For their varieties of sweet vinegar pickles, they will use an apple cider vinegar, as well as brown sugar, cane sugar and/or maple syrup.

Pickles can also be made using a fermentation process where the raw products (cucumbers and spices) are added with just the salt brine, and the fermenting process takes the blend down to the proper acidic pH levels. Randy Kopke described the difference in taste and look.

Tubs of pickles wait to be prepared for commercial and restaurant use.

“Vinegar pickles are what most people are used to. They’re like your standard Vlasic pickles, although I hate saying that word,” he said. “Fermented pickles are super sour, like what people would call a Jewish pickle. They’re sour, tart and translucent.”

The fun of making pickles, both for small-business owners like the Kopkes or someone experimenting with cucumbers from their own small garden, is playing around with different flavors and styles. Randy is a big fan of barbeque, so Backyard Brine has a smoky, bbq flavor-inspired line, which includes two brands — Sweet Betty Lou and Sienna — named after their dogs that passed away several years ago. They even have a Holiday Thyme variety, with fresh thyme, rosemary and garlic, that they market during the holidays. No matter the flavor, there is one principle that always guides what they do.

“You should be able to grow it all in your backyard,” Cori said.

The Kopkes spoke about the high levels of preservatives and other unnatural ingredients that are common in most generic brands of store-bought pickles, from the food dyes that give them the unnatural, bright yellow color, to pickles that are marketed as dill pickles but do not have dill listed as an ingredient. They also point out that the satisfying, snappy crunch everyone enjoys in a pickle often is courtesy of alum, a metal chemical that is an ingredient in many jarred pickles. So yes, actual metal is making your pickle crunchy. The Kopkes themselves were not even aware of that until they were asking around and talking to other people who make pickles, trying to figure out how they could get theirs to maintain that snappy crunch. Once they realized what that took, they decided they were ok with a slightly less crunchy pickle.

The Kopkes also pride themselves on being a low-waste company. They have various uses for leftover salt brine, from using it as an ingredient in cocktails (Cori loves to add it to her favorite drink, a margarita), or for marinating meats, to selling it by the quart to extreme athletes. They say that at the Sag Harbor Farmers Market, road cyclists and runners love to buy their salt brine, drinking it and then watching its electrolyte properties help alleviate leg cramping.

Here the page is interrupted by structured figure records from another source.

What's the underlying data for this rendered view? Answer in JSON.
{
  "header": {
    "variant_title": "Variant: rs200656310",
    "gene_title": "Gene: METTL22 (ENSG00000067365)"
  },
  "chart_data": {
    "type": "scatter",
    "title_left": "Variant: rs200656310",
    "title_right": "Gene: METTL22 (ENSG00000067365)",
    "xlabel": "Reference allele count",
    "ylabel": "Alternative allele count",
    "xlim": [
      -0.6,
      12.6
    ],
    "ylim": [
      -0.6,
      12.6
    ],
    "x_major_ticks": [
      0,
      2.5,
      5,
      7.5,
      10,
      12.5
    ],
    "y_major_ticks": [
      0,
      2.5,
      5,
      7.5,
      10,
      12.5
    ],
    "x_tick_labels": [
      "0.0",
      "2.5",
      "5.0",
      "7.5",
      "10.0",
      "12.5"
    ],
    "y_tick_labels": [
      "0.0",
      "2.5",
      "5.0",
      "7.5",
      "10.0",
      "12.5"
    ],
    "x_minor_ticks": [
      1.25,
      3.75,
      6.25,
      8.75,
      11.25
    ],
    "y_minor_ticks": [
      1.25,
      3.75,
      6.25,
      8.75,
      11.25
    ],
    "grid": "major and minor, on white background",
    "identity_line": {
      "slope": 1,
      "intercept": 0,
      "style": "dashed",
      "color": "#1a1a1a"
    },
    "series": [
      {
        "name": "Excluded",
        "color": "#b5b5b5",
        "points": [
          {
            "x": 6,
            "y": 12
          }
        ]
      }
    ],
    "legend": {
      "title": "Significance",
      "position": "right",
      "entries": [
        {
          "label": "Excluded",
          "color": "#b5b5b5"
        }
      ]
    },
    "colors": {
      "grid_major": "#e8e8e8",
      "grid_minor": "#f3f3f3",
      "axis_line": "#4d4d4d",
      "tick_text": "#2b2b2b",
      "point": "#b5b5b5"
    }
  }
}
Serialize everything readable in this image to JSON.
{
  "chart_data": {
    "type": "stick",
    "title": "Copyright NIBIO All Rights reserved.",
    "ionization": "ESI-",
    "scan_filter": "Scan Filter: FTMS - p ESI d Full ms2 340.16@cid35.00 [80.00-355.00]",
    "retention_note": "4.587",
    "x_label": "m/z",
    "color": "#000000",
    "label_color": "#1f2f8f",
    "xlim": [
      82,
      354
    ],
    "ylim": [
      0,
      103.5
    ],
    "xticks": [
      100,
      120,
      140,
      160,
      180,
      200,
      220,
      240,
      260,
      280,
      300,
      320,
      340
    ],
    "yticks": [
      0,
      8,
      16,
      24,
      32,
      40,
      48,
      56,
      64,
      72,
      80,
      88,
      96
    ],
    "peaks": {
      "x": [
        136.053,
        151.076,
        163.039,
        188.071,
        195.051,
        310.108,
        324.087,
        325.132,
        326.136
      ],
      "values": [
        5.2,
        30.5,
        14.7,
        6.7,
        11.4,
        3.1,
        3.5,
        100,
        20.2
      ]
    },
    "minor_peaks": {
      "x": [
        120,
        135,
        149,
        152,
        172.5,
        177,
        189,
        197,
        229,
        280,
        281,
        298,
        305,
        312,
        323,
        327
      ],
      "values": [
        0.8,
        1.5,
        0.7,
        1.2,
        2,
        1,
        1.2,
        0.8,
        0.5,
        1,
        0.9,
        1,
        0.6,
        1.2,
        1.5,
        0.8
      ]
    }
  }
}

With the sales of both their pickles and the brine, and other specialty food items, the Kopkes have watched their business grow steadily. They admit it’s a grind, in large part because they both still have other jobs — Cori is in accounting, and Randy is a masonry contractor. They hope to make their company their main gig eventually, but say, for now, the hustle is worth it.

“We don’t have kids, so this company is our baby,” Cori said. “When you really love something, you make it work.”